Mammalian cell culture systems
Mammalian cell culture is more technically complex and more expensive than microbial cell fermentation. It is, therefore, usually only used in the manufacture of therapeutic proteins that show extensive and essential post-translational modifications. In practice, this usually refers to glycosylation and the use of animal cell culture would be appropriate where the carbohydrate content and pattern is essential either to the protein’s biological activity, stability or serum halflife.
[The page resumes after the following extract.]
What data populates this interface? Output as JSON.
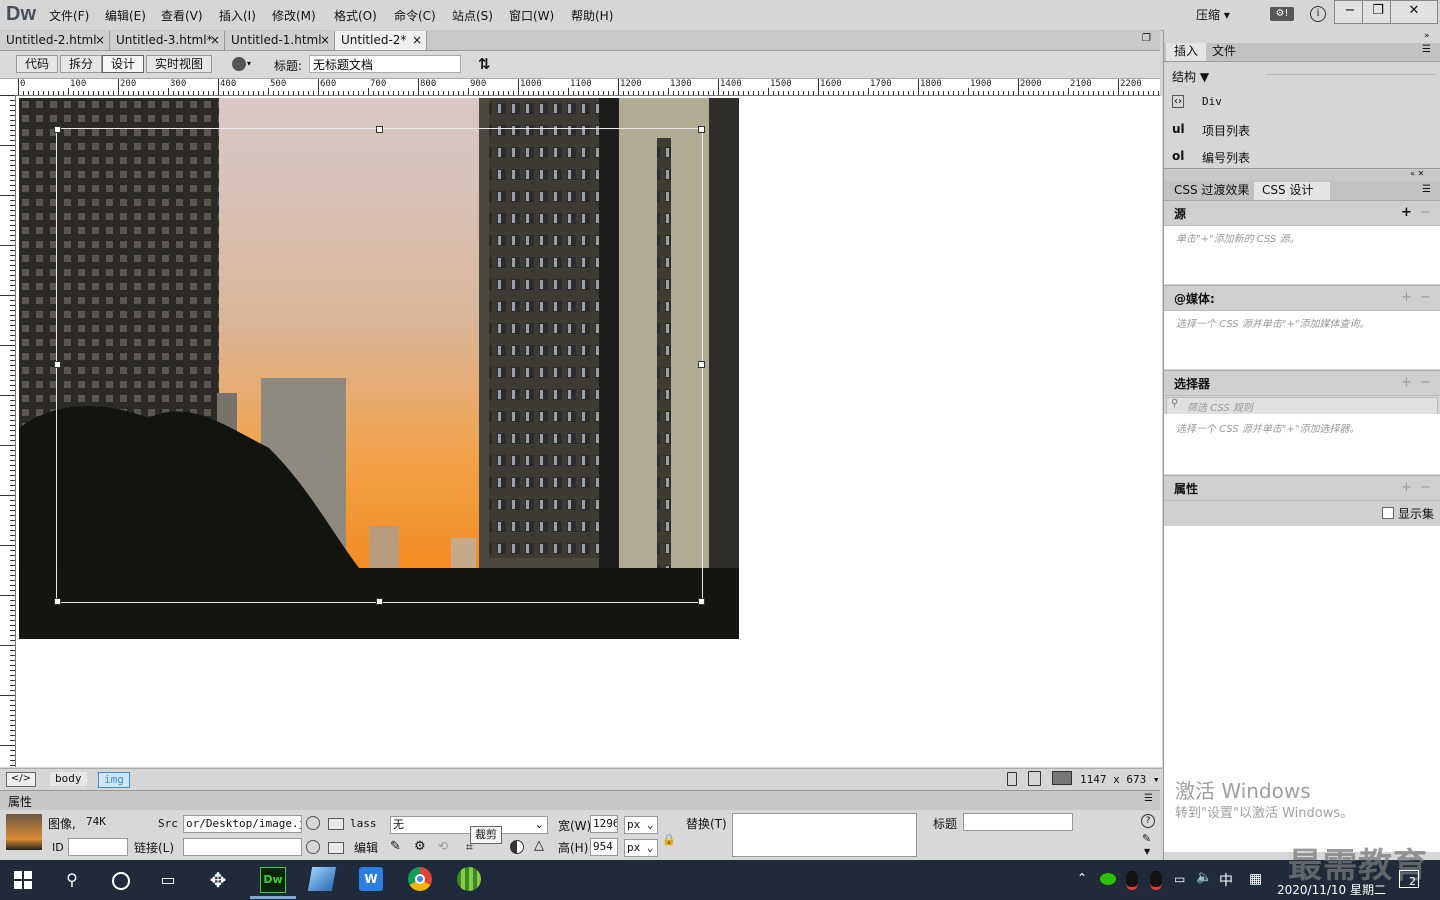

Therapeutic proteins falling into this category include erythropoietin (Chapter 6), the gonadotrophins (Chapter 8), some cytokines (Chapters 4-7) and intact monoclonal antibodies (Chapter 10).
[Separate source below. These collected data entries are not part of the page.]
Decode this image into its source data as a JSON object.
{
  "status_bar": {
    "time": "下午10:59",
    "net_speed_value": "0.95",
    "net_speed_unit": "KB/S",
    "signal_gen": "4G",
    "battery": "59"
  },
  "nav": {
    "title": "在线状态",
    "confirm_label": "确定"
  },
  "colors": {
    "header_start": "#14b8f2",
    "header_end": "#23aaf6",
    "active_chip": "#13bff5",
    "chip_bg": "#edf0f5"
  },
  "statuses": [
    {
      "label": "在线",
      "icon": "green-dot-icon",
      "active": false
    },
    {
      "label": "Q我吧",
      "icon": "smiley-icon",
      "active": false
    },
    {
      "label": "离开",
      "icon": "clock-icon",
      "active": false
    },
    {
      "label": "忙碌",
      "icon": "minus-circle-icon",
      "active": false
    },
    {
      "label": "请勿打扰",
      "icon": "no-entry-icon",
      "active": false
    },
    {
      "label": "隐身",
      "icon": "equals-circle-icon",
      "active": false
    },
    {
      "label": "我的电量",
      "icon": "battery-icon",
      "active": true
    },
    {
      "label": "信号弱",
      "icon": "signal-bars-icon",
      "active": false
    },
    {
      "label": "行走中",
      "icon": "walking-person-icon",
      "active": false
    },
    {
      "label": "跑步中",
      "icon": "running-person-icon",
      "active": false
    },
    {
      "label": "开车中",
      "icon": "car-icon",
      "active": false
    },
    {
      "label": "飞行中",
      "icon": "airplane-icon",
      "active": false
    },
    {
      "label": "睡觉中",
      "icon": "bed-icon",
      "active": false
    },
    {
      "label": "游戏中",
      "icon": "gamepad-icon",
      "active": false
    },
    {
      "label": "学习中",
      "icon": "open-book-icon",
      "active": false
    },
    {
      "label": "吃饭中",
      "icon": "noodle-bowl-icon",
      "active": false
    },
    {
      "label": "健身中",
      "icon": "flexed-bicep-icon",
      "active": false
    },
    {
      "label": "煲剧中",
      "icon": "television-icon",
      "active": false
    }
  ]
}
The culture of animal cells differs from that of microbial cells in several generalized respects, including:
• they require more complex media;
• extended duration of fermentation due to slow growth of animal cells;
• they are more fragile than microbial cells due to the absence of an outer cell wall.
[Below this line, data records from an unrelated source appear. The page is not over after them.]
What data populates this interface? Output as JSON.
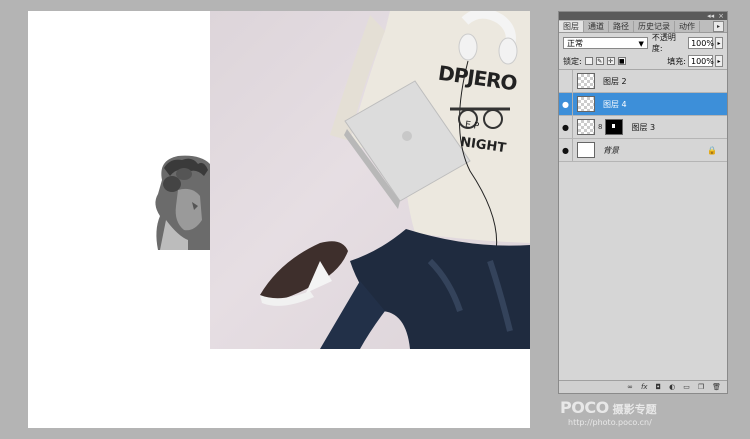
{
  "panel": {
    "tabs": [
      "图层",
      "通道",
      "路径",
      "历史记录",
      "动作"
    ],
    "active_tab": 0,
    "blend_mode": "正常",
    "opacity_label": "不透明度:",
    "opacity_value": "100%",
    "lock_label": "锁定:",
    "fill_label": "填充:",
    "fill_value": "100%",
    "layers": [
      {
        "name": "图层 2",
        "visible": false,
        "selected": false
      },
      {
        "name": "图层 4",
        "visible": true,
        "selected": true
      },
      {
        "name": "图层 3",
        "visible": true,
        "selected": false
      },
      {
        "name": "背景",
        "visible": true,
        "selected": false
      }
    ],
    "accent_color": "#3d8fd9"
  },
  "shirt_text": {
    "line1": "DPJERO",
    "line2": "E  P",
    "line3": "NIGHT"
  },
  "watermark": {
    "logo": "POCO",
    "subtitle": "摄影专题",
    "url": "http://photo.poco.cn/"
  }
}
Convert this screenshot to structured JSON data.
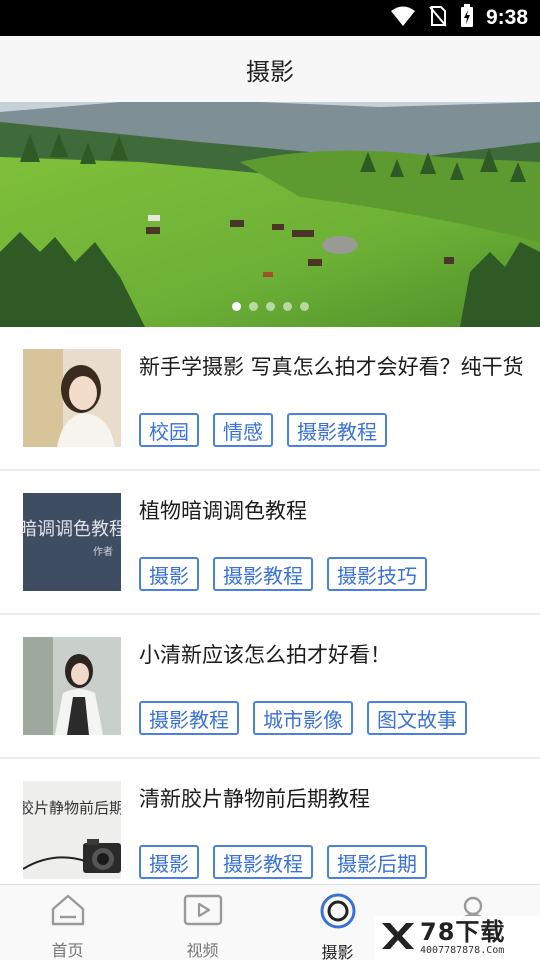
{
  "status_bar": {
    "time": "9:38"
  },
  "header": {
    "title": "摄影"
  },
  "banner": {
    "dot_count": 5,
    "active_index": 0
  },
  "articles": [
    {
      "title": "新手学摄影 写真怎么拍才会好看？纯干货",
      "thumb_text": "",
      "tags": [
        "校园",
        "情感",
        "摄影教程"
      ]
    },
    {
      "title": "植物暗调调色教程",
      "thumb_text": "暗调调色教程",
      "thumb_sub": "作者",
      "tags": [
        "摄影",
        "摄影教程",
        "摄影技巧"
      ]
    },
    {
      "title": "小清新应该怎么拍才好看！",
      "thumb_text": "",
      "tags": [
        "摄影教程",
        "城市影像",
        "图文故事"
      ]
    },
    {
      "title": "清新胶片静物前后期教程",
      "thumb_text": "胶片静物前后期",
      "tags": [
        "摄影",
        "摄影教程",
        "摄影后期"
      ]
    }
  ],
  "tab_bar": {
    "active": 2,
    "tabs": [
      {
        "label": "首页",
        "icon": "home-icon"
      },
      {
        "label": "视频",
        "icon": "video-icon"
      },
      {
        "label": "摄影",
        "icon": "camera-ring-icon"
      },
      {
        "label": "",
        "icon": "profile-icon"
      }
    ]
  },
  "watermark": {
    "brand": "78下载",
    "phone": "4007787878.Com"
  },
  "colors": {
    "accent": "#3a72d8",
    "tag_border": "#4a80e0",
    "status_bar": "#000000"
  }
}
Basic animal cell culture media generally contains:
• most L-amino acids;
• many/most vitamins;
• salts (e.g. NaCl, KCl, CaCl2);
• carbon source (often glucose);
• antibiotics (e.g. penicillin or streptomycin);
• supplemental serum;
• buffering agent (often CO2-based).
Antibiotics are required to prevent microbial growth consequent to accidental microbial contamination. Supplemental serum (often bovine or fetal calf serum, or synthetic serum composed of a mixture of growth factors, hormones and metabolites typically found in serum) is required as a source of the often ill-defined growth factors required by some animal cell lines.
The media constituents, several of which are heat-labile, are generally dissolved in WFI and filter-sterilized into the pre-sterile animal cell reactor. Reactor design (and operation) differs somewhat from microbial fermentations, mainly with a view to minimizing damage to the more fragile cells during cell culture (Figure 3.15). Although the generalized reactor design presented in Figure 3.15 is commonly employed on industrial scale, alternative reactor configurations are also available. These include hollow-fibre systems as well as the classical roller-bottle systems. Roller bottles are still used in the industrial production of some vaccines, erythropoietin and growth hormone-based products. Roller bottles are cylindrical bottles which are partially filled with media, placed on their sides and mechanically rolled during cell culture. This system is gentle on the cells and the rolling action ensures homogeneity in the culture media and efficient oxygen transfer. The major disadvantage associated with applying roller-bottle technology on an industrial scale is that many thousands of bottles are required to produce a single batch of product.